The important immune cell functions of NR4A1 and its expression in multiple inflammatory cell types make this receptor an attractive drug target for treating multiple diseases. This review outlines several structural classes of NR4A1 ligands that differentially bind and modulate NR4A1-dependent responses and genes. For example, Csn-B and structurally related TMPA both bind NR4A1, however, in in vivo models of metabolic disease Csn-B increased and TMPA decreased blood glucose levels. There are conflicting and unresolved issues in breast cancer where there is evidence that NR4A1 is both a tumor promoter and inhibitor (46–48, 72). However, both Csn-B and CDIM/NR4A1 ligands inhibit mammary tumorgenesis despite their different modes of action.

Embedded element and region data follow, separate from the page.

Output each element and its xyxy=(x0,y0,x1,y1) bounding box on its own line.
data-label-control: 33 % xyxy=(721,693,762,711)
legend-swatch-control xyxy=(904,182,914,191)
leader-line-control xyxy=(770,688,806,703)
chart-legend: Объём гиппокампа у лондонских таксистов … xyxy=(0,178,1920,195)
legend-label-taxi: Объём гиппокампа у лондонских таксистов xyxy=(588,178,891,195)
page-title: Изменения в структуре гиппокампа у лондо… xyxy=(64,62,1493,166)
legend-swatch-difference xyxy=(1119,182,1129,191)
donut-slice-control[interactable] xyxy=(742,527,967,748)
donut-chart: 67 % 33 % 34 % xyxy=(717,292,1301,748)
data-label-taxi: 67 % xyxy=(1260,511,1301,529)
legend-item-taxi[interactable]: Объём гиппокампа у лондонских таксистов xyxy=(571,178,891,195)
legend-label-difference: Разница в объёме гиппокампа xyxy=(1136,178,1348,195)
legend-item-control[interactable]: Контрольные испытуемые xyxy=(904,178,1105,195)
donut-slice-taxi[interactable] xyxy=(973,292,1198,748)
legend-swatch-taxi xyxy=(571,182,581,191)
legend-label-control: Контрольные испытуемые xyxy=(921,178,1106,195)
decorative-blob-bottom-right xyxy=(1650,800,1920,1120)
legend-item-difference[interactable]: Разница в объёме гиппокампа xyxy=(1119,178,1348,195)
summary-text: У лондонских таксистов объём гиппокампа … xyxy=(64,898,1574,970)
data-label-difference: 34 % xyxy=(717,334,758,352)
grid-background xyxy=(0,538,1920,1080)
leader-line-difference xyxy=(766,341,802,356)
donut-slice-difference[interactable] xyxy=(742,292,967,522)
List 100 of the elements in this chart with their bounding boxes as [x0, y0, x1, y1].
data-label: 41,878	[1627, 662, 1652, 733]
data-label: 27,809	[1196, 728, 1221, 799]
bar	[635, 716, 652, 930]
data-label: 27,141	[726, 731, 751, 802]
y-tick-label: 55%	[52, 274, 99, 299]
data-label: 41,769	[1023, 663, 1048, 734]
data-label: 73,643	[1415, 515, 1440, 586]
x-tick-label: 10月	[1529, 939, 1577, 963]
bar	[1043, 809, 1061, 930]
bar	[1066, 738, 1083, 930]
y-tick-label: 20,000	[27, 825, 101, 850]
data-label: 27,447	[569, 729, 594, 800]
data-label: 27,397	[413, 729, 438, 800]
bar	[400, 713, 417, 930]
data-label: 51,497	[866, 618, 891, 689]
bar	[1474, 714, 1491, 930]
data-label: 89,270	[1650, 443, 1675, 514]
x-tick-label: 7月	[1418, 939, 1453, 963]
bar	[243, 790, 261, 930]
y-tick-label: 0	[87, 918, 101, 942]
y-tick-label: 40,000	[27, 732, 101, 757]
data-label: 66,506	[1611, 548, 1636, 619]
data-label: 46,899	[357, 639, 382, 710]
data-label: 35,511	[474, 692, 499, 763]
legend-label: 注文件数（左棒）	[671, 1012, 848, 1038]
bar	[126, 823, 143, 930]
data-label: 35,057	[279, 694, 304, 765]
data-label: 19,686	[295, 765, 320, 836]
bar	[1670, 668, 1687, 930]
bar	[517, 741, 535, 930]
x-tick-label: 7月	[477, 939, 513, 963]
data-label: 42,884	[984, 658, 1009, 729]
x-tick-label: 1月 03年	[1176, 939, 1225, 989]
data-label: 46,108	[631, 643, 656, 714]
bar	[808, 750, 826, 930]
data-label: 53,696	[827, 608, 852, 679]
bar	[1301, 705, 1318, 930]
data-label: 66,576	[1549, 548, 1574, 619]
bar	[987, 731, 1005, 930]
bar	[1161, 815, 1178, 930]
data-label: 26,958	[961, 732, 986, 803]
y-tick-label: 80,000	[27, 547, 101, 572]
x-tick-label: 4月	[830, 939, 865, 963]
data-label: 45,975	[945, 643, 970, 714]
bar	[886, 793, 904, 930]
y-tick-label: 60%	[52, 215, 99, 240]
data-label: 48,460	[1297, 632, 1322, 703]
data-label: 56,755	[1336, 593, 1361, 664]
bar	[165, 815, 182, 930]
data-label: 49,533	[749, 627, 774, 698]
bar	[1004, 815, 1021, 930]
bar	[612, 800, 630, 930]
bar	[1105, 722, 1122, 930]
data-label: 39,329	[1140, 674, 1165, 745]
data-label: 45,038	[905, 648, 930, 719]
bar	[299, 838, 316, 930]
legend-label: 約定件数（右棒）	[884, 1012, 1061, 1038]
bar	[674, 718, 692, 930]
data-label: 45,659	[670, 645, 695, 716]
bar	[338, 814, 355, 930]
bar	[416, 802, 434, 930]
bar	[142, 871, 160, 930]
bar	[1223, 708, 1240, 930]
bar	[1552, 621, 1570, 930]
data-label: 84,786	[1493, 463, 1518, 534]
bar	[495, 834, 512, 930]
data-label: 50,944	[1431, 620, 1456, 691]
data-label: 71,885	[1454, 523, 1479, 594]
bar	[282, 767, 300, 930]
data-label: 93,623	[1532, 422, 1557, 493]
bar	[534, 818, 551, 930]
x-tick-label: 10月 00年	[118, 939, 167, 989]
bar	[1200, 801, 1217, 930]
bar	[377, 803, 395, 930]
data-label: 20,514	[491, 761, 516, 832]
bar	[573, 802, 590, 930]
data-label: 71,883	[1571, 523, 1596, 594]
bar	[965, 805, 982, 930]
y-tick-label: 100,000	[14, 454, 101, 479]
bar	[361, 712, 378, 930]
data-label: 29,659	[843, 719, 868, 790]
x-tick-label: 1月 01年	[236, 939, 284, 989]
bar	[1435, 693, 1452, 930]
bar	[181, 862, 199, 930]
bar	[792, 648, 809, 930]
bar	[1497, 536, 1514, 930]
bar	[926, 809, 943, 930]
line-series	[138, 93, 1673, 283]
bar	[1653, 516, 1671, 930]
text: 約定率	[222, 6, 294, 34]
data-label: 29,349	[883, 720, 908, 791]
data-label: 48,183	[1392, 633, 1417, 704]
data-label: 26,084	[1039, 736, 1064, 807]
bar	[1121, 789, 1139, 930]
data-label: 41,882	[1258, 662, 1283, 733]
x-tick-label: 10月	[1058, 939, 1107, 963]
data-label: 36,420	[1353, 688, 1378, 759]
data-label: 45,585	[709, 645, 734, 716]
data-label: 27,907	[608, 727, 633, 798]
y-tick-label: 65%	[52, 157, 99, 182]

NR4A1 exhibits pro-oncogenic functions in solid tumors, however, NR4A1 is a tumor suppressor in most blood derived cancers and proposed receptor-derived therapies for leukemia include agents that induce NR4A1 expression (rev. in (20, 90)). Thus, development of pharmacologic agents targeting NR4A1 may require some disease-specificity. However, studies with CDIMs suggest that these compounds may be selective NR4A1 modulators since NR4A1-active CDIMs inhibited growth of solid tumor derived cancers, enhanced glucose uptake in muscle cells, decreased neuronal inflammation in models of Parkinson’s disease, inhibited endometriosis and enhanced learning and memory in mouse models (20, 91–96).

Summary Points.

• NR4A1 regulates both cellular homeostasis and pathophysiology.

• Structurally-diverse NR4A1 ligands have been characterized.

• NR4A1 ligands are promising pharmacologic agents for treating multiple diseases.